Non-Native Characters
Different languages will define different rules for how non-native characters are sorted and collated. Frequently they will appear after the native characters in order defined by the Unicode collation algorithm. However, Japanese’s default collation will show latin characters first, then Japanese characters, then non-native.
Tips
Here is a brief list of things to keep in mind when dealing with collation in your application:
- If your application’s user interface displays data in a collated or “grouped” view, ensure it does so in a locale-aware manner. For example, if your application displays a list of contacts with a header row for each letter, the letters should be appropriate for that locale. Define that set of exemplar characters for each language in the appropriate localization files. There typically should also be an “other” section after the last exemplar character for text starting with “non-native” characters.

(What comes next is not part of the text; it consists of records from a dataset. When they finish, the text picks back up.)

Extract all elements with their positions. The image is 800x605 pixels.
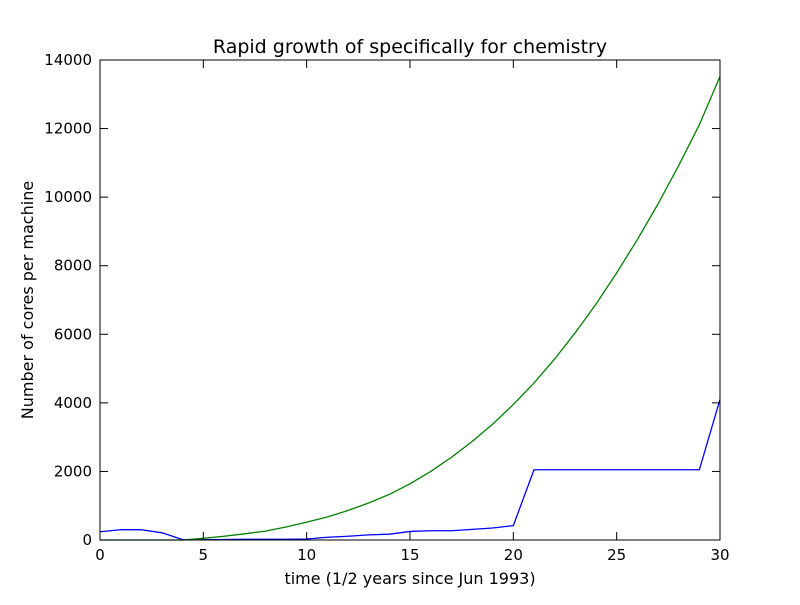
- y-tick-label: 10000: [44, 188, 92, 206]
- y-tick-label: 14000: [44, 51, 92, 69]
- ticks: 0 5 10 15 20 25 30 0 2000 4000 6000 8000 10000 12000 1…: [44, 51, 729, 564]
- y-tick-label: 12000: [44, 120, 92, 138]
- y-tick-label: 8000: [54, 257, 92, 275]
- x-tick-label: 20: [504, 546, 523, 564]
- chart-title: Rapid growth of specifically for chemist…: [213, 36, 607, 58]
- x-tick-label: 15: [400, 546, 419, 564]
- x-tick-label: 5: [199, 546, 209, 564]
- y-axis-label: Number of cores per machine: [18, 181, 37, 419]
- y-tick-label: 4000: [54, 394, 92, 412]
- y-tick-label: 6000: [54, 325, 92, 343]
- x-tick-label: 10: [297, 546, 316, 564]
- x-tick-label: 25: [607, 546, 626, 564]
- x-axis-label: time (1/2 years since Jun 1993): [284, 569, 535, 588]
- y-tick-label: 2000: [54, 462, 92, 480]
- x-tick-label: 30: [710, 546, 729, 564]
- y-tick-label: 0: [82, 531, 92, 549]
- x-tick-label: 0: [95, 546, 105, 564]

- Ensure your application sorts data according to the user’s selected locale. Frequently this will involve passing the proper locale to the API’s “sort” function. Using the Unicode collation might seem like a fair compromise but will lead to a result that is displeasing to most non-English speakers.
- If your application is multi-tier, ensure that all tiers of the application are sorting in the same manner. For instance, an n-tier application might use JavaScript, Java and MySQL. If MySQL queries are sorted in a locale-aware manner but then JavaScript or Java execute a subsequence locale-agnostic sort, data will be inconsistent.
- If one of the tiers doesn’t provide support for locale-aware sorting, remove sorting code from that tier and rely on another tier to perform all sorting.
- If the application relies on caching of data, ensure that a locale-aware sort is performed after the data is retrieved from cache. This issue can manifest in many different places, including caching of JSON or XML responses over HTTP.